29/10/2025

Jorge Mautner

 



Jorge Mautner é uma estrela radiante dentro da escuridão das turbulências humanas.
Sua música, despida de elementos dissimulantes, traz uma pureza singular — variações rítmicas que surfam pelas cordas de seu violino e pelo canto rasqueado, atravessando trilhas do iluminismo, da sapiência, do entender o tudo no nada, do entender o nada no tudo.
É absolutamente liberal, zen, axé; um agregador de vertentes, seres e bichos.

Mautner tem uma essência lírica nascida no seio da contracultura, do sonho hippie do “paz e amor”, bandeira que desde então permanece implícita em toda a sua arte.

Quem ouviu o cântico —
A noite é escura / e o caminho é tão longo / que me leva à loucura / andando e dançando / no fio da navalha / eu sou um faquir / eu sou um palhaço e um grande canalha / teu olhar pontiagudo / me corta como um punhal / quero saber de tudo, tudo, tudo / antes do carnaval…
e caiu em si, rindo ou chorando, sabe do que estou falando.



Nascido no Rio de Janeiro, em 1947, filho de um casal de refugiados judeus iugoslavos que fugiram do nazismo e eram ativistas comunistas, Jorge Mautner cresceu em meio ao universo das ideias políticas, da diversidade cultural e das contradições da existência humana.

Sua primeira manifestação artística deu-se como escritor. Em 1962, aos 16 anos, publicou o romance Deus da Chuva e da Morte, de tom existencialista e experimental. Em seguida vieram Kaos (1964) e Narciso em Tarde Cinza (1966), formando uma trilogia literária que antecipava o estilo libertário e místico que mais tarde caracterizaria sua obra musical.

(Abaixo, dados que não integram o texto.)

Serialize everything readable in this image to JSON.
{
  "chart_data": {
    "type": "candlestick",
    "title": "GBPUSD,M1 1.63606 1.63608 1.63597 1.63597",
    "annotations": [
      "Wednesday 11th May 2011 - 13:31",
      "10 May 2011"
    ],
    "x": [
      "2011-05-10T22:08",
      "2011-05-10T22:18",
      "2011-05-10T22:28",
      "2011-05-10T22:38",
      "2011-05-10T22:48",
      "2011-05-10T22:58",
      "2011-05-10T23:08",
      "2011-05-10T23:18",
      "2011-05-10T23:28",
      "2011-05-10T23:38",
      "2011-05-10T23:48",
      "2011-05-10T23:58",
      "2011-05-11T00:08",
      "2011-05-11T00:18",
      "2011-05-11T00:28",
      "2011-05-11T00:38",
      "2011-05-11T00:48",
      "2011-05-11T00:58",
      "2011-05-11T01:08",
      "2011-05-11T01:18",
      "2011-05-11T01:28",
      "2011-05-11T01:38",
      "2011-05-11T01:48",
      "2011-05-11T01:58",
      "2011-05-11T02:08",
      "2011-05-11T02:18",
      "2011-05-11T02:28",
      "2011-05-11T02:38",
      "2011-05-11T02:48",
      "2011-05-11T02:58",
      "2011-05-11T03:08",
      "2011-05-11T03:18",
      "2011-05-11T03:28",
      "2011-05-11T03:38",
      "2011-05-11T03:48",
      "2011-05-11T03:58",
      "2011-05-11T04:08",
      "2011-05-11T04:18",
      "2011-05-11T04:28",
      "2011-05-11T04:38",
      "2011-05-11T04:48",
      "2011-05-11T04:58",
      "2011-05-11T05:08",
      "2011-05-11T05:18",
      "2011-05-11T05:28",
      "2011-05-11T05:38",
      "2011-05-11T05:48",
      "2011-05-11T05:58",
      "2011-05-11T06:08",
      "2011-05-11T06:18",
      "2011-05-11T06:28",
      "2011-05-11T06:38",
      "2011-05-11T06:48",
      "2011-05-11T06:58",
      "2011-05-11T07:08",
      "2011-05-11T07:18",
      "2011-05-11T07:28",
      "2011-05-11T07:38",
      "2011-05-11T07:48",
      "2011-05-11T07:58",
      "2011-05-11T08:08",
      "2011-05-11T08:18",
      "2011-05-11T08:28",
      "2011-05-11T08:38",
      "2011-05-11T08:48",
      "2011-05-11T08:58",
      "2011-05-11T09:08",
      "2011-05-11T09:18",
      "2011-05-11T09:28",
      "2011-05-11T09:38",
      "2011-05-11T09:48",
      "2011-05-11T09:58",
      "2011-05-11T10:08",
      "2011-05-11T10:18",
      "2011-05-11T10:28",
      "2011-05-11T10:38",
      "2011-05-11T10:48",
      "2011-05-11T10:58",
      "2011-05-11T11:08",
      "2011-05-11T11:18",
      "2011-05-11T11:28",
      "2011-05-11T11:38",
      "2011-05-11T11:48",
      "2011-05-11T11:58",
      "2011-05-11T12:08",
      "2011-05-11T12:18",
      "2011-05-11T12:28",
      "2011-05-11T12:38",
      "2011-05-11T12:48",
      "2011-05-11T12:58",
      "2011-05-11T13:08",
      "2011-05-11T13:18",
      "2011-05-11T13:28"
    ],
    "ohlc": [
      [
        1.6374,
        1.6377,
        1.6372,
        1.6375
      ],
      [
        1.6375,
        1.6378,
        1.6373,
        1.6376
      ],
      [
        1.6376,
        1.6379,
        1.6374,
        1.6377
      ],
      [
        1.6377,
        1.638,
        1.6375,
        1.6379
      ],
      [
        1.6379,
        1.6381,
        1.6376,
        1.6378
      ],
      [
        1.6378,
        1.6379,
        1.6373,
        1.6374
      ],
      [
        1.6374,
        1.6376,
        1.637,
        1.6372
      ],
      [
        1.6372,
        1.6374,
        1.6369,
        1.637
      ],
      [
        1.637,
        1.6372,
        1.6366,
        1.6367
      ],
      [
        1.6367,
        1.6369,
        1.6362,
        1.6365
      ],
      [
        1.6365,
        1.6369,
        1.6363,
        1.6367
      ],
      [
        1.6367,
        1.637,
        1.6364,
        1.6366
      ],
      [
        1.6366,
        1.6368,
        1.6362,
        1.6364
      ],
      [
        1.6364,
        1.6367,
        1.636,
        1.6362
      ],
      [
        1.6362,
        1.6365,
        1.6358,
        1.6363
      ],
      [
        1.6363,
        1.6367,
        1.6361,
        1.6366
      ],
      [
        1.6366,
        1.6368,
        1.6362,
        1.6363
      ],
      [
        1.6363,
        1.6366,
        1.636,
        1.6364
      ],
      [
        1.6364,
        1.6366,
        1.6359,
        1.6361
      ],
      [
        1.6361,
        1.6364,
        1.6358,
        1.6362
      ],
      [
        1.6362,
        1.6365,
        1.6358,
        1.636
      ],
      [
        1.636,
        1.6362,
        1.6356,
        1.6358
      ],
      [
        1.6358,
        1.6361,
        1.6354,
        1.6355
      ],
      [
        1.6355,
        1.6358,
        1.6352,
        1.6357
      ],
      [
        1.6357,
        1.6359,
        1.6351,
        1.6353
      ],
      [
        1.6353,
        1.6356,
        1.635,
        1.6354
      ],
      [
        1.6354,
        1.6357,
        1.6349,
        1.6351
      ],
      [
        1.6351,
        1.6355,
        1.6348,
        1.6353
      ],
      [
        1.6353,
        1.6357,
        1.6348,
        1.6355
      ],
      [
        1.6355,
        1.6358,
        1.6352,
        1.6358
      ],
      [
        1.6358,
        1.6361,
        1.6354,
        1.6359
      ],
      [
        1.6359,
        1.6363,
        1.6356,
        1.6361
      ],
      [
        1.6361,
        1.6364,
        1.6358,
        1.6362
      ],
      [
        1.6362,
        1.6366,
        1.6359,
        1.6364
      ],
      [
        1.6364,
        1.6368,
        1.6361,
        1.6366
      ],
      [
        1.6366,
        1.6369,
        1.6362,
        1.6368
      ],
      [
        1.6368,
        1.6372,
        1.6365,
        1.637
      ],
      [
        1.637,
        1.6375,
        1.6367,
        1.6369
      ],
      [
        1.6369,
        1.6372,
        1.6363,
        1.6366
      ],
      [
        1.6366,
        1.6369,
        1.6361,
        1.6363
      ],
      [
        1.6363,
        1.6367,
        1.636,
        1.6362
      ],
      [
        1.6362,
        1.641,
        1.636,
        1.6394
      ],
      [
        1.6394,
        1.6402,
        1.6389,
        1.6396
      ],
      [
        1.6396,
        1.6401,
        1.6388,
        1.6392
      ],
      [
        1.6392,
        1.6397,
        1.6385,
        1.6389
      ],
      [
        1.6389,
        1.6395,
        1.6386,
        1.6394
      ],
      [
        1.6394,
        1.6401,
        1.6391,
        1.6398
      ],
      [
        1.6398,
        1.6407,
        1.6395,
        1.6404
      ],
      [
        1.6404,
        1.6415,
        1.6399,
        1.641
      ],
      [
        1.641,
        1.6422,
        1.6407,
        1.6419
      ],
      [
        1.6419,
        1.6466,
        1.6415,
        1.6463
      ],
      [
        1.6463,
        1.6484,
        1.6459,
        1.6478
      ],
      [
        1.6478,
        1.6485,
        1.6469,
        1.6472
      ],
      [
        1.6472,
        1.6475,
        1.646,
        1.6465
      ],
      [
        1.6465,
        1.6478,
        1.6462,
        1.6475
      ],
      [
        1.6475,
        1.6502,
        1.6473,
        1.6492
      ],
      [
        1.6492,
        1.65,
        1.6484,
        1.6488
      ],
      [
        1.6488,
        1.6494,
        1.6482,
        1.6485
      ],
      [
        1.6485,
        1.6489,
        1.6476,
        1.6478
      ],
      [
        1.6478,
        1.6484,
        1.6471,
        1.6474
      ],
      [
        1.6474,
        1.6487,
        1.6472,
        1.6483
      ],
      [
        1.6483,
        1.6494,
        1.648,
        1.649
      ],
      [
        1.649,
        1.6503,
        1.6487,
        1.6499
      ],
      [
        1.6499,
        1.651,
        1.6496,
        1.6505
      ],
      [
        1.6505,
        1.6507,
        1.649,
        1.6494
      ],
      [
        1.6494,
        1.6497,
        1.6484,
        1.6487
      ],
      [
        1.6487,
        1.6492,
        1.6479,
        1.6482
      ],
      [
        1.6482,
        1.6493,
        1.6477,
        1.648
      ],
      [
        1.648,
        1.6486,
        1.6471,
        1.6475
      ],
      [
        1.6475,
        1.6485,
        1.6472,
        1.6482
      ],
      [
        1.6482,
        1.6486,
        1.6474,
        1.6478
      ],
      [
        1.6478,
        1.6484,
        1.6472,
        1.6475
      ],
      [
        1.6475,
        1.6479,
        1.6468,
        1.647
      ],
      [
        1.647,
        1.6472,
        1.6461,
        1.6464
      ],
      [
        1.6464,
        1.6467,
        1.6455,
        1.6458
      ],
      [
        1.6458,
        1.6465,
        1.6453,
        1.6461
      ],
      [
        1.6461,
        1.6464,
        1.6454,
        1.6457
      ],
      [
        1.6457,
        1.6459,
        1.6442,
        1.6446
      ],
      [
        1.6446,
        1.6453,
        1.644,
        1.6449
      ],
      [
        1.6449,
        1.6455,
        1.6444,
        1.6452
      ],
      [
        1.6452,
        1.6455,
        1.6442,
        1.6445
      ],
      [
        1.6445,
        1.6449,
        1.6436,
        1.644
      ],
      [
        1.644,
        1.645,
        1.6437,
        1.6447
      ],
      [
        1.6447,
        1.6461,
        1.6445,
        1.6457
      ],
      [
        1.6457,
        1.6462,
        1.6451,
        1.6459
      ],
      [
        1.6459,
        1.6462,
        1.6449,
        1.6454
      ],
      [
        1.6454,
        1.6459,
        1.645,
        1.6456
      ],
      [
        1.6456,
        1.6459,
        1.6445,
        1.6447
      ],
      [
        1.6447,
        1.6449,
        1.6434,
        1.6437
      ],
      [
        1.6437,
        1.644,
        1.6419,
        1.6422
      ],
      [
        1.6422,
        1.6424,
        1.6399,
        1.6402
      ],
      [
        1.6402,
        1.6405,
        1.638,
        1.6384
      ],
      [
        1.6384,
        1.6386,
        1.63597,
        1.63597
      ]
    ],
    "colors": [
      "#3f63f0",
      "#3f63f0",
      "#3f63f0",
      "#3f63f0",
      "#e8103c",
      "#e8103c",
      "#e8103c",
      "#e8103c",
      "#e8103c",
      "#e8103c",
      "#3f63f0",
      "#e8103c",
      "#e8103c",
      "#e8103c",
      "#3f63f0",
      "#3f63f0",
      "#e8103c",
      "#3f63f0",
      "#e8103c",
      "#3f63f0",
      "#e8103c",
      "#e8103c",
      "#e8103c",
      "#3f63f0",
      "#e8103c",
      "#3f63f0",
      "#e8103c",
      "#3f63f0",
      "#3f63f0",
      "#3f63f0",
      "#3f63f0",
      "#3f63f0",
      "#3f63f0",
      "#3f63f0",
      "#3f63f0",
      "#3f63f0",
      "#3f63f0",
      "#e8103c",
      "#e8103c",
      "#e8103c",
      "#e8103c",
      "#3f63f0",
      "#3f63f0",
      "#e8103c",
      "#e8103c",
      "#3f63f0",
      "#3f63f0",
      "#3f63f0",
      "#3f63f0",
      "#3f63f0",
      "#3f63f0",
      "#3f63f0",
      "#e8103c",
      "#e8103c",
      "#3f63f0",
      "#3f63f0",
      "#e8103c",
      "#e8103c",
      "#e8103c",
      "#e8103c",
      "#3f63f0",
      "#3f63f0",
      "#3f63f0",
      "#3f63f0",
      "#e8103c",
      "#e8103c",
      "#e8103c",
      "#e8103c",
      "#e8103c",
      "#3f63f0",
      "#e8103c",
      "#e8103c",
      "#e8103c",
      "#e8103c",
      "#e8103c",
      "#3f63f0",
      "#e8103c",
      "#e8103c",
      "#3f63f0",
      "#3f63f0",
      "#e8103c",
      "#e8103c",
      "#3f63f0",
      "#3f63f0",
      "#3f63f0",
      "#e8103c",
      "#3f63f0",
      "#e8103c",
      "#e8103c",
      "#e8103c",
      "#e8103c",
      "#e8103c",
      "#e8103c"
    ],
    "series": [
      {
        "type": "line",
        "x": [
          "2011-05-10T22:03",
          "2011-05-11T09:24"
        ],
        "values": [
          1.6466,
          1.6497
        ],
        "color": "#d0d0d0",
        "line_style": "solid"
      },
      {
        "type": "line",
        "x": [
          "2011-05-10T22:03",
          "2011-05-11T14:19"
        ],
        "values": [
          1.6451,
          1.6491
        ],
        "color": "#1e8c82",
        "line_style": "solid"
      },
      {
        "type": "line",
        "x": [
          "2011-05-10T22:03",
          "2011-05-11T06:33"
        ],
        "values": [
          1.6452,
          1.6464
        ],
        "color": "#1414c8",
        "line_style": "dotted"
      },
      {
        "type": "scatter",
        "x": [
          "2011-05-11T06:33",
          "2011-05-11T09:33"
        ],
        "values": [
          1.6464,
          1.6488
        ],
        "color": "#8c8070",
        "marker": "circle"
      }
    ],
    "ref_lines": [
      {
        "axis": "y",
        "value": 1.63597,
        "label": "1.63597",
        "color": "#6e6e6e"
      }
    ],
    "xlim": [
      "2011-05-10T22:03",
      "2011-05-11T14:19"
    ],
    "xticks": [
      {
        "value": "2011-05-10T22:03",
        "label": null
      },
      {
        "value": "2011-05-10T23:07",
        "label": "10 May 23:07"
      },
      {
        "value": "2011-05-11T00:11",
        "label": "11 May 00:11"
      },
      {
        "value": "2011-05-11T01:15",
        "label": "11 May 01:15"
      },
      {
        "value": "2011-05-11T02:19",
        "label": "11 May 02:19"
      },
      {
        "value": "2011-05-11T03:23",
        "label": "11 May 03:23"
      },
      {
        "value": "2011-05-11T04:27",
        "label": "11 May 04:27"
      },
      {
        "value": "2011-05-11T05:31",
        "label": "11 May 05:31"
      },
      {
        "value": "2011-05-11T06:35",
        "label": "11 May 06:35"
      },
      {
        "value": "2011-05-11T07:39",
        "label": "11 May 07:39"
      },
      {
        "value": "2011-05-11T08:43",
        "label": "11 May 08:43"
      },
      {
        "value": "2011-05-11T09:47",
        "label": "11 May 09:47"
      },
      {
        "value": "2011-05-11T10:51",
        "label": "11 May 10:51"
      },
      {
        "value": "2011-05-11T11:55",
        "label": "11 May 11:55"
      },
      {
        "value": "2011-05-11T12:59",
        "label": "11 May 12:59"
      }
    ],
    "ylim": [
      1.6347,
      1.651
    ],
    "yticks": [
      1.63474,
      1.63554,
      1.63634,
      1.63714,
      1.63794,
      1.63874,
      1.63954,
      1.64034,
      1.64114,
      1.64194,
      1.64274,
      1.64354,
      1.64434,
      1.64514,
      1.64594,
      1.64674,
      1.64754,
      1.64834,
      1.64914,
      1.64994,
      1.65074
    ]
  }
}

Se a música de Mautner é território de liberdade e vertigem, sua entrada nesse mundo não poderia ter sido diferente. Ainda jovem, imerso em livros, filosofia e experiências culturais diversas, começou a explorar o som de forma intuitiva e experimental. Nos anos 60, enquanto a bossa nova dominava o cenário brasileiro, Mautner já buscava caminhos próprios — misturando samba, jazz, música folclórica e influências eruditas, tecendo uma linguagem singular.
Inspirado por filósofos como Nietzsche, pelo teatro de Artaud e pelos ideais da contracultura e do movimento hippie, transformou sua obra em fusão de poesia, crítica social e humor, abrindo-se ao improviso, à experimentação e à força do instante criativo. Seu violino estabelece a tênue transcendência entre o clássico e o pagão, o erudito e o cigano.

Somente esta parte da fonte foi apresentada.